Empresa que denunciou propina por incentivos fiscais hoje está entre as maiores beneficiadas em MS

A proximidade entre integrantes do governo Eduardo Riedel e a família Batista ocorre em um momento em que a JBS mantém negócios diretamente alcançados por incentivos fiscais concedidos em Mato Grosso do Sul. O assunto ganhou atenção após denúncias à Polícia Federal questionarem viagens de membros do primeiro escalão em aeronaves ligadas aos Batista, justamente a família que, anos atrás, revelou às autoridades suspeitas de corrupção envolvendo benefícios tributários destinados à própria companhia.

Naquela época, Joesley e Wesley Batista relataram aos investigadores que pagamentos teriam sido exigidos para garantir vantagens fiscais à JBS no Estado. A colaboração premiada, homologada pelo Supremo Tribunal Federal em 2017, forneceu informações que mais tarde sustentaram a Operação Vostok e colocou sob investigação integrantes da administração estadual.

A acusação apontava que o valor cobrado equivaleria a cerca de 30% do imposto que a JBS deixava de recolher com os incentivos concedidos pelo governo. Entre os principais investigados estava Reinaldo Azambuja, então governador de Mato Grosso do Sul e hoje candidato ao Senado na aliança política de Riedel.

Riedel fazia parte daquela administração. Entre 2015 e 2021, ocupou a Secretaria de Governo, posto responsável pela articulação política do Executivo e atualmente comandado por Rodrigo Perez. É justamente Perez quem aparece no episódio mais recente, após desembarcar em Campo Grande de um jato operado por empresa ligada à família Batista, viagem que motivou questionamentos apresentados por João Henrique Catan e Fábio Trad à Polícia Federal.
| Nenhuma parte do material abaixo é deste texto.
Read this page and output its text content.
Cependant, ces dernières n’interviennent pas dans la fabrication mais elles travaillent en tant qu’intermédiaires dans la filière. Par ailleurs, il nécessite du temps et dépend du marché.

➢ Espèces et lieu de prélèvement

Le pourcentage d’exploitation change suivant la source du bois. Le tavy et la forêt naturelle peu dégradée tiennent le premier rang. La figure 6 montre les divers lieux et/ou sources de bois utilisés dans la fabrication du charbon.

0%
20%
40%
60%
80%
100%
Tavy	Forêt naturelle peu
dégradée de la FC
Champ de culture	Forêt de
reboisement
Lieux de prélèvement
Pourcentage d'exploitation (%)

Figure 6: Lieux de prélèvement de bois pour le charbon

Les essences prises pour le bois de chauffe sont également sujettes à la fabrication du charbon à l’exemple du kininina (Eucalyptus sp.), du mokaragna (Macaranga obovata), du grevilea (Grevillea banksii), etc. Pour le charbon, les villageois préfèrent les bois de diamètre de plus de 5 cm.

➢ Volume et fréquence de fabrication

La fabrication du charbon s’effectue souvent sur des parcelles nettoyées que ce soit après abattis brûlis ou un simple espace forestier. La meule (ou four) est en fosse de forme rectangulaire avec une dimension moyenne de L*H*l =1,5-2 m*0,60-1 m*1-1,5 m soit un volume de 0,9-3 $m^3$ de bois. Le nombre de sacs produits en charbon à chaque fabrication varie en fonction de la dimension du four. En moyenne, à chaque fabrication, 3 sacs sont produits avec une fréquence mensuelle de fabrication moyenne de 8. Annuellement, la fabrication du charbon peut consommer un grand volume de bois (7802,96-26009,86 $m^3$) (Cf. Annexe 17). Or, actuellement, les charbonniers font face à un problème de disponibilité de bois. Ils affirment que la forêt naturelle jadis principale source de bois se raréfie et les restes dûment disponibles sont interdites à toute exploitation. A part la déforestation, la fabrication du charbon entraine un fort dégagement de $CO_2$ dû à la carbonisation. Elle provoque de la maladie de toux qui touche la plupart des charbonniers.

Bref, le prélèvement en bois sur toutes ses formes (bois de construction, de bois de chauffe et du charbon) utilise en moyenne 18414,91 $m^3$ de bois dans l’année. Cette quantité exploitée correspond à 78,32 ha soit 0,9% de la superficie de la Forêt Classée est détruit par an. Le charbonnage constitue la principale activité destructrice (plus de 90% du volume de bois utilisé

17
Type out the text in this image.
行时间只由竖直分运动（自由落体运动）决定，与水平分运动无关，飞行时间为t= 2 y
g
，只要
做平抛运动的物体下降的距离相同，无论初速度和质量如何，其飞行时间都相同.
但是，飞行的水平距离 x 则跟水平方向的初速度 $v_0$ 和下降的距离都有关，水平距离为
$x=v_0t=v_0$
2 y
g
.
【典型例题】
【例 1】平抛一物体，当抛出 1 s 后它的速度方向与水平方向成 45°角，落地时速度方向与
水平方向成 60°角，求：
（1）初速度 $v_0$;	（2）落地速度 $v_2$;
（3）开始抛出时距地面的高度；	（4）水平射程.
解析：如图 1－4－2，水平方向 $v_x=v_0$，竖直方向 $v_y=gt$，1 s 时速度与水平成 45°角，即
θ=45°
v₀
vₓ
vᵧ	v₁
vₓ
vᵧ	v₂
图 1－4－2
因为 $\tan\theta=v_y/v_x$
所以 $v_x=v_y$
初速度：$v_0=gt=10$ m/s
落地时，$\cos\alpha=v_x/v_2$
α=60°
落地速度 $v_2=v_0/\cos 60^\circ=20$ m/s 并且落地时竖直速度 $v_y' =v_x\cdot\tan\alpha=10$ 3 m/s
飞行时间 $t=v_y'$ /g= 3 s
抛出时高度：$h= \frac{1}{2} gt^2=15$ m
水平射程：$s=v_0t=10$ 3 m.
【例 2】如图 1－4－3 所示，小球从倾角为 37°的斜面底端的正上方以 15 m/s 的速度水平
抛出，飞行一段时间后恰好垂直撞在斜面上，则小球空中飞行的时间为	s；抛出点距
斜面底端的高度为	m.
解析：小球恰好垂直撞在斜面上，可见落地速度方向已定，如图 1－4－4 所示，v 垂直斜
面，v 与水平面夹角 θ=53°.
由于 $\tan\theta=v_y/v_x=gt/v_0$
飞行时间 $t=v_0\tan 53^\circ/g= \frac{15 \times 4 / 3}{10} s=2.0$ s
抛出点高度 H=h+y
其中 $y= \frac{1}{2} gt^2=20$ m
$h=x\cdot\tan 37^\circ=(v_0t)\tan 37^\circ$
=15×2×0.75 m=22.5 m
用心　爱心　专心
Incentivos continuam presentes

A relação comercial da JBS com políticas tributárias do Estado permaneceu depois da Vostok. A companhia possui unidades enquadradas em programas de incentivo e está entre as grandes empresas beneficiadas por esse tipo de política em Mato Grosso do Sul, embora o governo não divulgue individualmente quanto cada grupo recebe por causa das regras de sigilo fiscal.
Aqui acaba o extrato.